Race wheels anyone? There’s probably $30,000 (AUD) worth of wheels right there. Track bikes are simple but the costs of the top equipment can be high. This is just one rack of many down on the infield.
In the Elite Women’s Sprint Quarter-Final, Kaarle McCulloch (left) was victorious over Caitlin Ward. This saw her progress into the Semi-Final. From Victoria, Ward is the latest addition to the Australian national team and she is now based in Adelaide where she trains with the squad.
Matt Glaetzer rolling his legs and keeping warm in between sprint rounds. The sprinters warm up at low intensity for at least an hour or more. Gently turning their legs over, getting the blood flowing and slowly warming their muscles up whilst placing minimal aerobic stress on their bodies.
It’s hard to appreciate just how big the top sprinters are. They are huge!
During the DISC GP, the final dual for gold between Pat Constable and Matthew Glaetzer was sensational. Watching these two play their game of cat & mouse was so exciting.
The speed was phenomenal. Glaetzer was just too strong and he took the win easily this time. However, Constable is another one to watch during the next Olympic cycle. He is a formerJunior World Champion (Team Sprint – 2013) and earlier this year he won his first World Cup.

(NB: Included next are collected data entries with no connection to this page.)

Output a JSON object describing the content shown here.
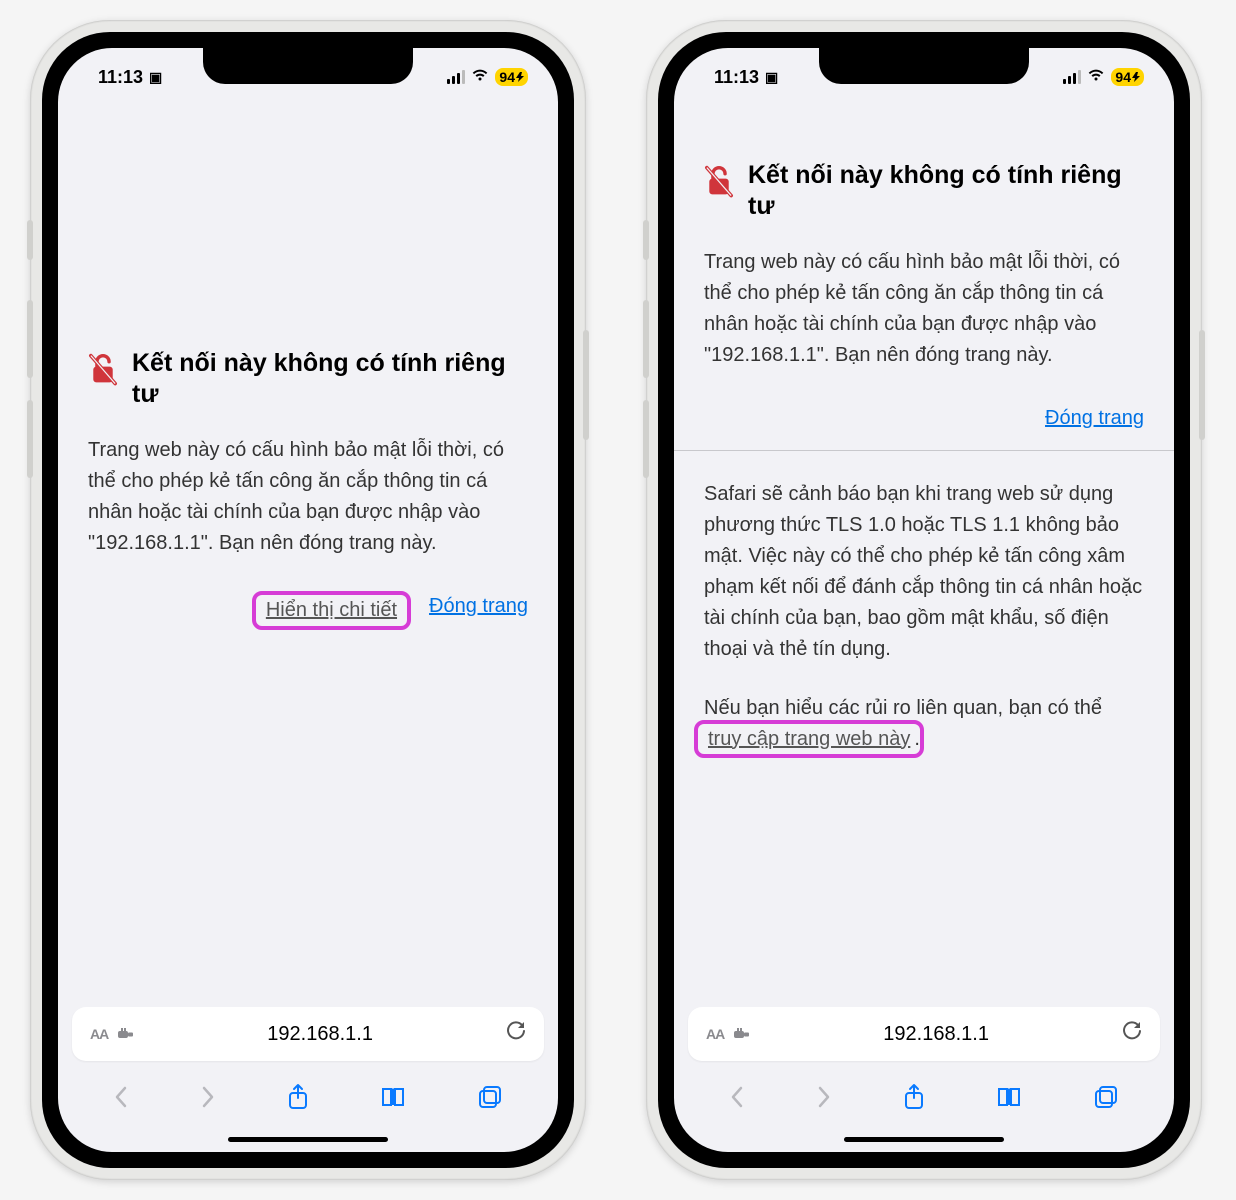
{
  "status": {
    "time": "11:13",
    "battery": "94"
  },
  "phone1": {
    "title": "Kết nối này không có tính riêng tư",
    "body": "Trang web này có cấu hình bảo mật lỗi thời, có thể cho phép kẻ tấn công ăn cắp thông tin cá nhân hoặc tài chính của bạn được nhập vào \"192.168.1.1\". Bạn nên đóng trang này.",
    "show_details": "Hiển thị chi tiết",
    "close": "Đóng trang"
  },
  "phone2": {
    "title": "Kết nối này không có tính riêng tư",
    "body": "Trang web này có cấu hình bảo mật lỗi thời, có thể cho phép kẻ tấn công ăn cắp thông tin cá nhân hoặc tài chính của bạn được nhập vào \"192.168.1.1\". Bạn nên đóng trang này.",
    "close": "Đóng trang",
    "detail": "Safari sẽ cảnh báo bạn khi trang web sử dụng phương thức TLS 1.0 hoặc TLS 1.1 không bảo mật. Việc này có thể cho phép kẻ tấn công xâm phạm kết nối để đánh cắp thông tin cá nhân hoặc tài chính của bạn, bao gồm mật khẩu, số điện thoại và thẻ tín dụng.",
    "visit_pre": "Nếu bạn hiểu các rủi ro liên quan, bạn có thể ",
    "visit_link": "truy cập trang web này",
    "visit_post": "."
  },
  "addrbar": {
    "aa": "AA",
    "url": "192.168.1.1"
  }
}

Yep, he’s quick.
With Meares now through to the sprint bronze final, the pressure was on to win a podium spot. I watched her in the lead up to the race and her focus was clear. She wanted this win.

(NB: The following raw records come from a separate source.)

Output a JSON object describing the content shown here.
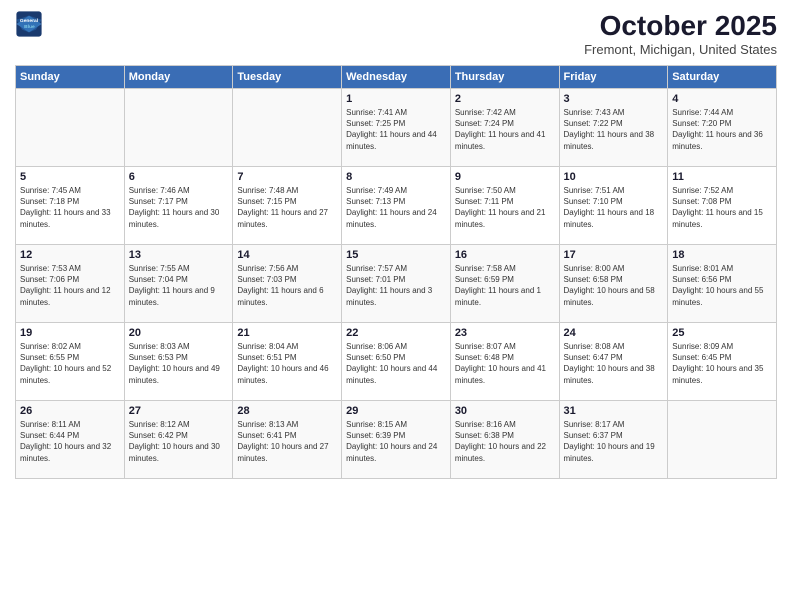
{
  "logo": {
    "line1": "General",
    "line2": "Blue"
  },
  "title": "October 2025",
  "subtitle": "Fremont, Michigan, United States",
  "days": [
    "Sunday",
    "Monday",
    "Tuesday",
    "Wednesday",
    "Thursday",
    "Friday",
    "Saturday"
  ],
  "weeks": [
    [
      {
        "day": "",
        "info": ""
      },
      {
        "day": "",
        "info": ""
      },
      {
        "day": "",
        "info": ""
      },
      {
        "day": "1",
        "info": "Sunrise: 7:41 AM\nSunset: 7:25 PM\nDaylight: 11 hours and 44 minutes."
      },
      {
        "day": "2",
        "info": "Sunrise: 7:42 AM\nSunset: 7:24 PM\nDaylight: 11 hours and 41 minutes."
      },
      {
        "day": "3",
        "info": "Sunrise: 7:43 AM\nSunset: 7:22 PM\nDaylight: 11 hours and 38 minutes."
      },
      {
        "day": "4",
        "info": "Sunrise: 7:44 AM\nSunset: 7:20 PM\nDaylight: 11 hours and 36 minutes."
      }
    ],
    [
      {
        "day": "5",
        "info": "Sunrise: 7:45 AM\nSunset: 7:18 PM\nDaylight: 11 hours and 33 minutes."
      },
      {
        "day": "6",
        "info": "Sunrise: 7:46 AM\nSunset: 7:17 PM\nDaylight: 11 hours and 30 minutes."
      },
      {
        "day": "7",
        "info": "Sunrise: 7:48 AM\nSunset: 7:15 PM\nDaylight: 11 hours and 27 minutes."
      },
      {
        "day": "8",
        "info": "Sunrise: 7:49 AM\nSunset: 7:13 PM\nDaylight: 11 hours and 24 minutes."
      },
      {
        "day": "9",
        "info": "Sunrise: 7:50 AM\nSunset: 7:11 PM\nDaylight: 11 hours and 21 minutes."
      },
      {
        "day": "10",
        "info": "Sunrise: 7:51 AM\nSunset: 7:10 PM\nDaylight: 11 hours and 18 minutes."
      },
      {
        "day": "11",
        "info": "Sunrise: 7:52 AM\nSunset: 7:08 PM\nDaylight: 11 hours and 15 minutes."
      }
    ],
    [
      {
        "day": "12",
        "info": "Sunrise: 7:53 AM\nSunset: 7:06 PM\nDaylight: 11 hours and 12 minutes."
      },
      {
        "day": "13",
        "info": "Sunrise: 7:55 AM\nSunset: 7:04 PM\nDaylight: 11 hours and 9 minutes."
      },
      {
        "day": "14",
        "info": "Sunrise: 7:56 AM\nSunset: 7:03 PM\nDaylight: 11 hours and 6 minutes."
      },
      {
        "day": "15",
        "info": "Sunrise: 7:57 AM\nSunset: 7:01 PM\nDaylight: 11 hours and 3 minutes."
      },
      {
        "day": "16",
        "info": "Sunrise: 7:58 AM\nSunset: 6:59 PM\nDaylight: 11 hours and 1 minute."
      },
      {
        "day": "17",
        "info": "Sunrise: 8:00 AM\nSunset: 6:58 PM\nDaylight: 10 hours and 58 minutes."
      },
      {
        "day": "18",
        "info": "Sunrise: 8:01 AM\nSunset: 6:56 PM\nDaylight: 10 hours and 55 minutes."
      }
    ],
    [
      {
        "day": "19",
        "info": "Sunrise: 8:02 AM\nSunset: 6:55 PM\nDaylight: 10 hours and 52 minutes."
      },
      {
        "day": "20",
        "info": "Sunrise: 8:03 AM\nSunset: 6:53 PM\nDaylight: 10 hours and 49 minutes."
      },
      {
        "day": "21",
        "info": "Sunrise: 8:04 AM\nSunset: 6:51 PM\nDaylight: 10 hours and 46 minutes."
      },
      {
        "day": "22",
        "info": "Sunrise: 8:06 AM\nSunset: 6:50 PM\nDaylight: 10 hours and 44 minutes."
      },
      {
        "day": "23",
        "info": "Sunrise: 8:07 AM\nSunset: 6:48 PM\nDaylight: 10 hours and 41 minutes."
      },
      {
        "day": "24",
        "info": "Sunrise: 8:08 AM\nSunset: 6:47 PM\nDaylight: 10 hours and 38 minutes."
      },
      {
        "day": "25",
        "info": "Sunrise: 8:09 AM\nSunset: 6:45 PM\nDaylight: 10 hours and 35 minutes."
      }
    ],
    [
      {
        "day": "26",
        "info": "Sunrise: 8:11 AM\nSunset: 6:44 PM\nDaylight: 10 hours and 32 minutes."
      },
      {
        "day": "27",
        "info": "Sunrise: 8:12 AM\nSunset: 6:42 PM\nDaylight: 10 hours and 30 minutes."
      },
      {
        "day": "28",
        "info": "Sunrise: 8:13 AM\nSunset: 6:41 PM\nDaylight: 10 hours and 27 minutes."
      },
      {
        "day": "29",
        "info": "Sunrise: 8:15 AM\nSunset: 6:39 PM\nDaylight: 10 hours and 24 minutes."
      },
      {
        "day": "30",
        "info": "Sunrise: 8:16 AM\nSunset: 6:38 PM\nDaylight: 10 hours and 22 minutes."
      },
      {
        "day": "31",
        "info": "Sunrise: 8:17 AM\nSunset: 6:37 PM\nDaylight: 10 hours and 19 minutes."
      },
      {
        "day": "",
        "info": ""
      }
    ]
  ]
}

Not to take anything away from the Morton – vs – Lee 1-2 final (which was excellent), I was keen to see how this 3-4 final would pan out. With McCulloch not yet guaranteed a spot for Rio, this was her chance to to shine against Meares who is one of the world’s best.
The seriousness of this race is clear. I noticed that Sean Eadie, Kaarle McCulloch’s coach (right), was giving Meare’s the stare of death as he tried to psych her out. I figure it wouldn’t have worked on Meares.
Gary West, the head coach of the Australian national Sprint program, carefully watches Meares in her battle against McCulloch. As a coach he is world renowned having achieved numerous World level coaching successes including Olympic Gold. An accomplished rider in his own right, West competed at the 1984 Los Angeles Olympics (for Australia) in the points race and was an alternate on the gold medal-winning team pursuit squad.
Best of three! With one win to both Meares and McCulloch it came down to the final race of the final. McCulloch was just too strong on this occasion and the win was hers and the podium spot was hers. It’s not everyday you get to watch these two stars of the track going head to head like this.
Giants of the track. The Men’s Sprint Podium at the DISC Grand Prix. Australian’s Pat Constable and Matt Glaetzer (1st) and New Zealand’s Matthew Archibald.
Lee was sensational throughout the series and she took the clean sweep of all four sprint competitions. At the last Olympic Games in London 2012 Lee was the Bronze Medalist in the Keirin and she was the World 500m Time Trial Champion in 2013. She’s a class rider and based on her form at the ITS, she must be a true favourite for Rio.